Expectations from Government
Following are some of the aspects of current dispute resolution that can be improved to address the dispute resolution requirements by taxpayers:
- Introducing highly litigated transactions in SHR with amicable arm’s length consideration and increasing the threshold limits for opting under SHR can significantly de-clutter the new applications for APA programme, which can be reserved for resolution of complex transactions.
- In certain instances, it might not be appropriate to set one arms’ length price for a particular transaction, since there would other aspects / factors that decide the arm’s length price, generally in the industry. In such cases formulaic approach can be used arrived at the arm’s length price, which are pegged to key parameters. This approach is currently used in SHR for determining the arm’s length price for Knowledge Process Outsourcing (KPO) services. The formulaic approach can be extended to other eligible transactions, where applicable, and align with commercial realities of the industry, thereby increase adoption of SHR programme. Through the above, SHR can aim to bridge the gap with other dispute resolution mechanisms such as APA.

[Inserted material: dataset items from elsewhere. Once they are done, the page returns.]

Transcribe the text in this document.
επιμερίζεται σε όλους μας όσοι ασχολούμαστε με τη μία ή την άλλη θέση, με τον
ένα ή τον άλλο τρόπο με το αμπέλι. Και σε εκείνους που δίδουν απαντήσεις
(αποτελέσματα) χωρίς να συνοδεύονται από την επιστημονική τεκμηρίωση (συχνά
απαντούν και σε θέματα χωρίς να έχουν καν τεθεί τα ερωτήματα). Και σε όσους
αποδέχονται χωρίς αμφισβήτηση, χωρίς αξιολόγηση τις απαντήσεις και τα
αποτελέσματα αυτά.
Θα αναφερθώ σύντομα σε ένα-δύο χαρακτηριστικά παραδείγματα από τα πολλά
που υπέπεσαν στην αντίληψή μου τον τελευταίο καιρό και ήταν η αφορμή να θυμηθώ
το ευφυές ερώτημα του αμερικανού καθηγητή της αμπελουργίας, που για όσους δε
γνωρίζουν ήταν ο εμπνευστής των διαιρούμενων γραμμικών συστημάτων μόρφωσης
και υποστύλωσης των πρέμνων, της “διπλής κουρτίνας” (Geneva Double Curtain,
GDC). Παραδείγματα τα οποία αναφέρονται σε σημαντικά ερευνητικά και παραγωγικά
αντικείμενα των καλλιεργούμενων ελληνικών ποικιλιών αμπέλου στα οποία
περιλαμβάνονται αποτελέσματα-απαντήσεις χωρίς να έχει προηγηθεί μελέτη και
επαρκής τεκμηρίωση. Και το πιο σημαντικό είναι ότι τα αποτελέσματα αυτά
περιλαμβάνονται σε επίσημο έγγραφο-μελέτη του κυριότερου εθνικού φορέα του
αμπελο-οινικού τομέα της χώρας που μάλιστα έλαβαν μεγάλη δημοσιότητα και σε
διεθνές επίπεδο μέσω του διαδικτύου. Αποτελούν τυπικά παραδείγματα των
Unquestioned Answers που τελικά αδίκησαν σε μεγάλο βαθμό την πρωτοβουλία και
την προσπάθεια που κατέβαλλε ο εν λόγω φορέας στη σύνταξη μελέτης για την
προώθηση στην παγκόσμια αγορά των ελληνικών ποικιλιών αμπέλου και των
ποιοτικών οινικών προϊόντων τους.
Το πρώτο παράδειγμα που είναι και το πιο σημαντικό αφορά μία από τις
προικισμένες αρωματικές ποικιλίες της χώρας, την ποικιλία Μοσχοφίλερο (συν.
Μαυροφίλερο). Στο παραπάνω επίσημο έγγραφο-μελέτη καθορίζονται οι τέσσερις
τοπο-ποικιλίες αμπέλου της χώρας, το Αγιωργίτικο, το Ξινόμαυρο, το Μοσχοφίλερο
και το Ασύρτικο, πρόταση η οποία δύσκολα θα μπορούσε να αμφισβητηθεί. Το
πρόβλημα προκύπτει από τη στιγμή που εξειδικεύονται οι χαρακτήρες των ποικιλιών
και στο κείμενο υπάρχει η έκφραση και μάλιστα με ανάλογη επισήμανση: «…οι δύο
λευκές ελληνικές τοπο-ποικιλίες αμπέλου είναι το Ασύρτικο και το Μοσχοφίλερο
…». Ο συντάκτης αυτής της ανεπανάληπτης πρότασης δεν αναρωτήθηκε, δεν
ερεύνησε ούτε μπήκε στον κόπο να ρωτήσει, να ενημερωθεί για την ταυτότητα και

Alternatively, a new hybrid programme can be developed to resolve disputes for cases / taxpayers where the complexity is more than that of SHR and lower than that of a very complex issue that requires the extensive involvement of APA for dispute resolution. Considering the current crunch in staffing of the APA programme by the revenue, viability of introduction of such a programme may be remote.
International Compliance Assurance Programme (“ICAP”) was introduced by the OECD in 2019 on a pilot mode in 2018/2019. This is multilateral program was started to provide tax certainty for MNEs for both TP and international tax issues. The process starts with MNE Group filing the three-tier documentation and related information on the intra-group transactions. No exhaustive information is sought. MNE Group can also state the jurisdictions for which it wants to opt under the program. In the next step, risk assessment is performed on the information provided. In the last stage, outcomes are communicated to the MNE Group. There is no cost to the taxpayer and the program is time bound – 6- 12 months’ time. Though it does not provide legal certainty as compared to APA, it is a more effective dispute resolution programme. Currently 22 countries are participants of this programme including US, UK, France, Australia, Japan, Netherlands, Denmark, Singapore. If India joins this international tax programme, it will provide taxpayers with a new avenue for dispute resolution.
Conclusion
The SC ruling has a huge ramification on taxpayers and applicable taxpayers will have to evaluate and frame an appropriate strategy for their transfer pricing litigation. Taxpayers will also have to revisit their approach to dispute resolution – to now opt for a dispute resolution or change the dispute resolution mechanism currently opted.